DILATED: A syndrome of ventricular dilation, systolic contractile dysfunction, and often congestive heart failure; the course is usually progressive with a poor prognosis. It is caused by a variety of factors, such as alcohol, pregnancy, systemic hypertension, or certain infections. (Remember this is a human definition, dilated cardiomyopathy is a boxer problem which I am sure is not caused by alcohol)

There are many sub factors listed under this heading. Of course, being a human dictionary there is not one particular to boxers and their type of BCM, Boxer Cardiomyopathy or FVA, Familial Ventricular Arrhythmia as they are now beginning to call this in boxers. And it is very similar to ARVD in humans, (arrhythmogenic right ventricular dysplasia) and this is often the cause of sudden death in humans as well.

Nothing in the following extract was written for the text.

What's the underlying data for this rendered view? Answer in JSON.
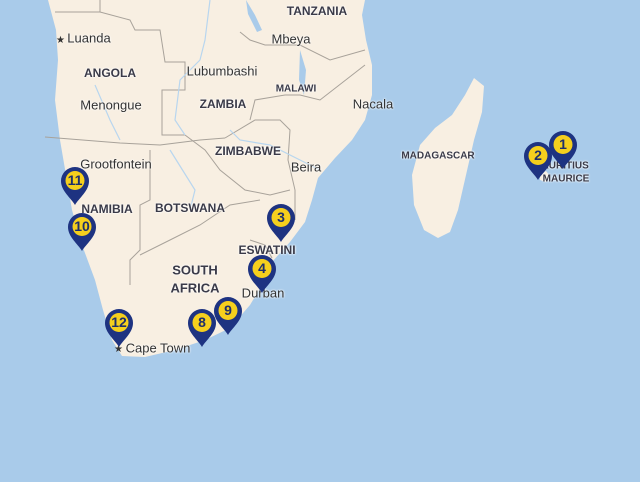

Now, to why I have gone to all this detailed descriptions of what the tests are and what they show when completed is I am hoping to encourage a "Uniform Technology; or Terminology in advertising the boxer health status.

Currently we see too many heart clear and ekg normal, which in the boxer diagnostic world means really very little to the general people reading our ads, and the ads do cost a very large part of the budget in our kennels so we should get maximum coverage and clarity from them.

I have gone through many of the available publications and very few have a clear concise statement of the boxer's health. If we are encouraging owners to breed to our valuable male then they need to know if the dog has been tested and what tests were done and a fair idea of what the reports will show. Today we all are too busy to contact anyone that is vague and possibly passing the buck here.

The Boxer Underground on the Internet has heart clear, health tested advertising and a few more boxers are added each month. But the most ads we see are in the Boxer Review. Most ads have very little info on this, and if it is there it, is not on point in my opinion.

So therefore I am suggesting that we have a standardized form that we can present to the public and then if they are interested in more information they can contact you and be sent -SENT- not promised to be sent, a copy of the report and the testing doctor's determinations.

We could all work together on the ShowBoxer List to refine this form and reach the most pleasing to breeders, purchasers and interested bitch owners all.

I would suggest something very condensed and on point such as "OFA'd hips date and number. Thyroid tested -date-by testing university-normal. Heart, echo'd or Dopplered, date-OFA number, (which will mean that the conclusion was that the heart was cleared for a murmur, or it was within the range of 1.7 or below on the echo/Doppler.) Holter -date-No. Of vpc's if you wish to include or give cardiologist doing testing.

" It could look something like this, (fictional data included below)

OFA 123456mx,
OFA 6789 by MSU, normal.
Echo/Doppler, date,
OFA 101112mc
Holter, date, 0 vpc's, LSU, Dr. Cardiologist,.

I am open to suggestions on this form. And I am not suggesting that other tests are not needed also, particularly pre-breeding tests for brucellosis. But this is the majority of the problems in the boxer lines, other than cancer, of course.